Ainsi, pour honorer la parole qu’elle a donnée à Pâris de lui permettre de posséder Hélène, la plus belle femme du monde, c’est sous cette forme qu’elle apparaît dans le palais de Priam pour ranimer le désir vacillant de la belle pour celui qui l’a séduite. Car depuis que Grecs et Troyens se font la guerre, Hélène a revu son premier époux, est prise de remords et commence à regretter son ancienne vie d’autant plus facilement qu’Héra et Athéna, du côté des Grecs, tentent d’infléchir son coeur en faveur de son ancien mari Ménélas. Mais Aphrodite veille. Troie sera en flammes plus facilement que la déesse ne manquera à sa parole.
C’est encore sous cette forme qu’elle fait son don le plus surprenant et le plus désintéressé des mythes qui la concernent. Passant par Lesbos, la célèbre île où vécut Sappho, elle emprunte la barque d’un vieux passeur pauvre mais généreux. Croyant que l’aspect misérable de la déesse était dû à sa vieillesse et à sa pauvreté, il décide de ne pas la faire payer. Aphrodite, reconnaissante, lui offre un baume magique lui rendant jeunesse et beauté. La légende raconte que c’est par amour pour lui, Phaon, que Sappho, pourtant peu attirée par les unions hétérosexuelles, s’est jetée d’une falaise par dépit amoureux. Il se dit que la déesse l’aima aussi.
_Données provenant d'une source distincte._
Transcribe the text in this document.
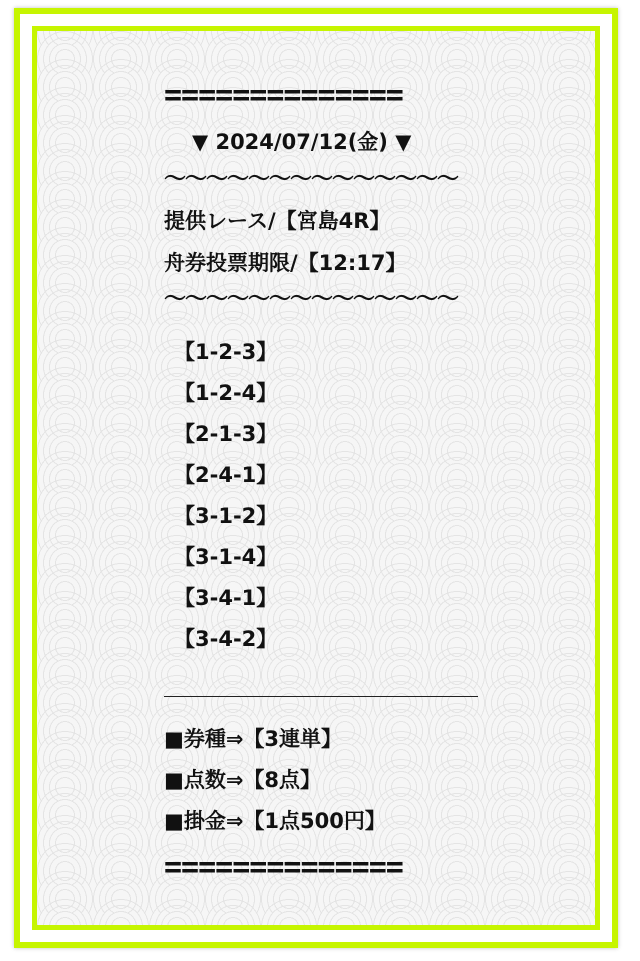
==============
▼ 2024/07/12(金) ▼
〜〜〜〜〜〜〜〜〜〜〜〜〜〜
提供レース/【宮島4R】
舟券投票期限/【12:17】
〜〜〜〜〜〜〜〜〜〜〜〜〜〜
【1-2-3】
【1-2-4】
【2-1-3】
【2-4-1】
【3-1-2】
【3-1-4】
【3-4-1】
【3-4-2】
■券種⇒【3連単】
■点数⇒【8点】
■掛金⇒【1点500円】
==============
Nos sociétés n’ont plus de déesse de l’Amour et de la Beauté à laquelle ils croient pour comprendre par une culture et des symboles cette partie fondamentale de leur existence qui se verra, au pire exposée vulgairement, au mieux gardée secrète en le coeur de chacun, ou confiée à l’oreille d’un membre du corps médical.
C’est pourquoi, lecteur, lectrice, toi qui as si souvent connu Aphrodite sous son aspect terrible et qui en as gardé le souvenir douloureux, songe pour une minute à Aphrodite la généreuse en te rappelant et honorant tout ce qu’elle t’a donné.